Regional carbon prices could be the midway point on the path to a global carbon price. "The Paris Agreement is an attempt [at] global governance, but we are still far from having a global carbon price," said Cabra. "So we need to be pragmatic. My point here is that we should be ready to accept and to embrace something which is not a single global carbon price. And maybe we need to think that for a while we need to live under regional regulations, the United States, Europe, etc, then we need to think that maybe the regulation has to be sectoral, for example for the transport or the industrial sectors," he said.
"There are still a lot of things to do.
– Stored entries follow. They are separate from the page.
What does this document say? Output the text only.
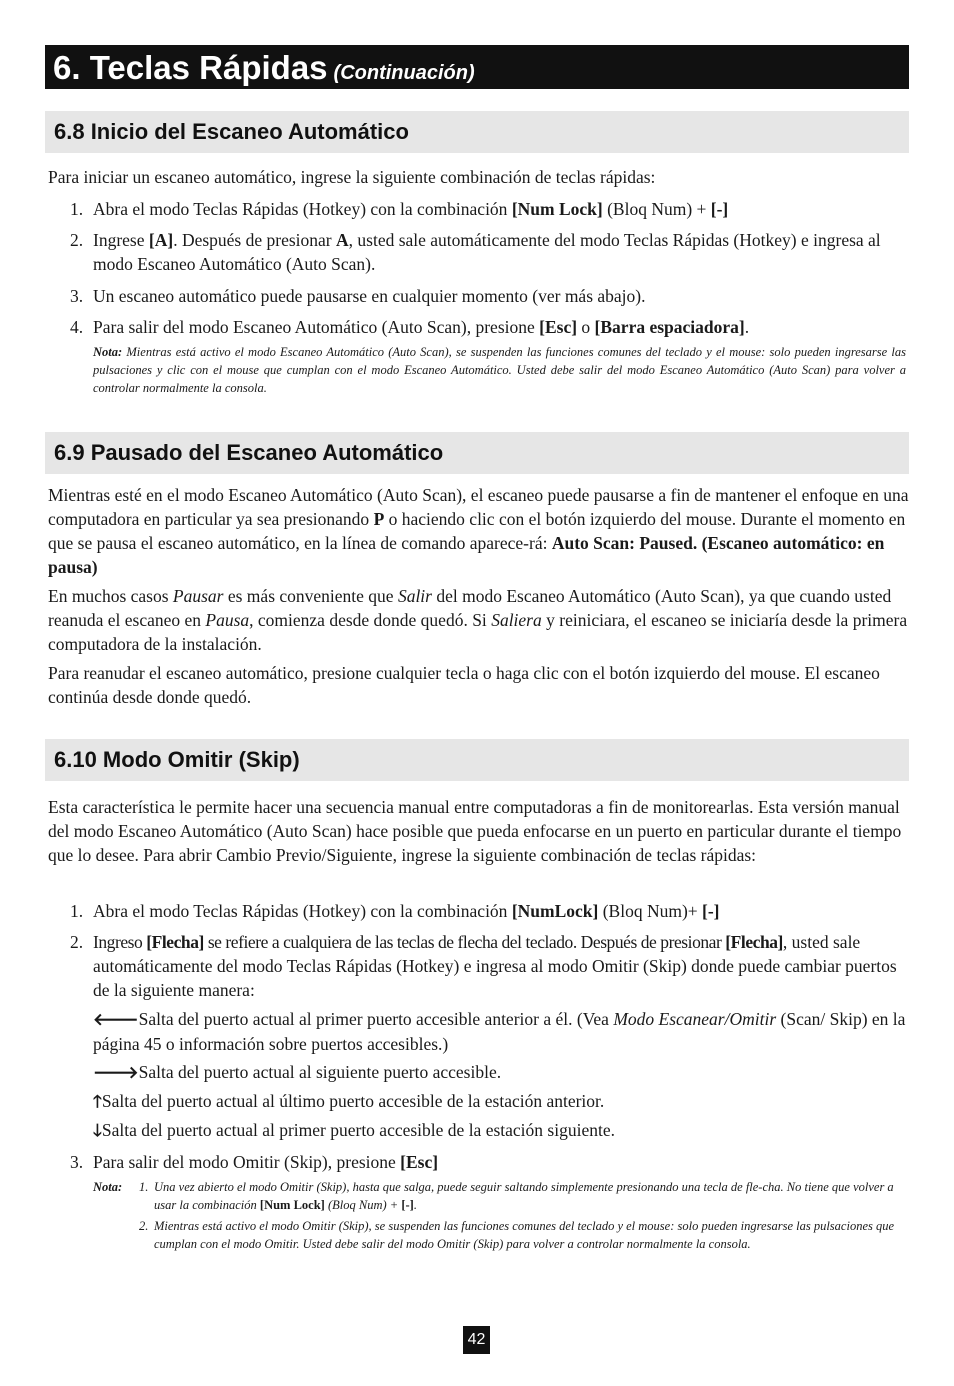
6. Teclas Rápidas (Continuación)
6.8 Inicio del Escaneo Automático
Para iniciar un escaneo automático, ingrese la siguiente combinación de teclas rápidas:
1. Abra el modo Teclas Rápidas (Hotkey) con la combinación [Num Lock] (Bloq Num) + [-]
2. Ingrese [A]. Después de presionar A, usted sale automáticamente del modo Teclas Rápidas (Hotkey) e ingresa al modo Escaneo Automático (Auto Scan).
3. Un escaneo automático puede pausarse en cualquier momento (ver más abajo).
4. Para salir del modo Escaneo Automático (Auto Scan), presione [Esc] o [Barra espaciadora].
Nota: Mientras está activo el modo Escaneo Automático (Auto Scan), se suspenden las funciones comunes del teclado y el mouse: solo pueden ingresarse las pulsaciones y clic con el mouse que cumplan con el modo Escaneo Automático. Usted debe salir del modo Escaneo Automático (Auto Scan) para volver a controlar normalmente la consola.
6.9 Pausado del Escaneo Automático
Mientras esté en el modo Escaneo Automático (Auto Scan), el escaneo puede pausarse a fin de mantener el enfoque en una computadora en particular ya sea presionando P o haciendo clic con el botón izquierdo del mouse. Durante el momento en que se pausa el escaneo automático, en la línea de comando aparece-rá: Auto Scan: Paused. (Escaneo automático: en pausa)
En muchos casos Pausar es más conveniente que Salir del modo Escaneo Automático (Auto Scan), ya que cuando usted reanuda el escaneo en Pausa, comienza desde donde quedó. Si Saliera y reiniciara, el escaneo se iniciaría desde la primera computadora de la instalación.
Para reanudar el escaneo automático, presione cualquier tecla o haga clic con el botón izquierdo del mouse. El escaneo continúa desde donde quedó.
6.10 Modo Omitir (Skip)
Esta característica le permite hacer una secuencia manual entre computadoras a fin de monitorearlas. Esta versión manual del modo Escaneo Automático (Auto Scan) hace posible que pueda enfocarse en un puerto en particular durante el tiempo que lo desee. Para abrir Cambio Previo/Siguiente, ingrese la siguiente combinación de teclas rápidas:
1. Abra el modo Teclas Rápidas (Hotkey) con la combinación [NumLock] (Bloq Num)+ [-]
2. Ingreso [Flecha] se refiere a cualquiera de las teclas de flecha del teclado. Después de presionar [Flecha], usted sale automáticamente del modo Teclas Rápidas (Hotkey) e ingresa al modo Omitir (Skip) donde puede cambiar puertos de la siguiente manera:
🡐Salta del puerto actual al primer puerto accesible anterior a él. (Vea Modo Escanear/Omitir (Scan/ Skip) en la página 45 o información sobre puertos accesibles.)
🡒Salta del puerto actual al siguiente puerto accesible.
🡑Salta del puerto actual al último puerto accesible de la estación anterior.
🡓Salta del puerto actual al primer puerto accesible de la estación siguiente.
3. Para salir del modo Omitir (Skip), presione [Esc]
Nota: 1. Una vez abierto el modo Omitir (Skip), hasta que salga, puede seguir saltando simplemente presionando una tecla de fle-cha. No tiene que volver a usar la combinación [Num Lock] (Bloq Num) + [-].
2. Mientras está activo el modo Omitir (Skip), se suspenden las funciones comunes del teclado y el mouse: solo pueden ingresarse las pulsaciones que cumplan con el modo Omitir. Usted debe salir del modo Omitir (Skip) para volver a controlar normalmente la consola.
42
And we are willing to cooperate, in this case in Europe with the European regulators, while moving into our global governance," said Cabra.
Carbon price offers simplicity
Cabra said that on the to-do list for regulators was putting certain principles into regulation, like technology neutrality. He advocated for leveling the playing field with import taxes like the EU's proposed carbon border adjustment tax so that a company in a country with a carbon price can compete with a company in a country without one.
He hinted that an increased carbon emissions focus offered a way to avoid the headache of duplicate regulations covering the emissions of the transport sector in Europe. "Let's look at the transportation [sector]. We have a regulation for cars that is based on tailpipe emissions, and then you get into trouble when you try to measure things just starting at the tailpipe," he said. "And you have also on the other side, some regulation for production fields. As well, you have an obligation to mix biofuels into the gasoline and diesel that you're selling. Sometimes these regulations are overlapping."
The energy industry would prefer that the upcoming revision of EU directives, with which the EU is targeting its net-zero emissions goals, focuses on making environmental regulations compatible with one another while cutting carbon dioxide emissions, said Cabra.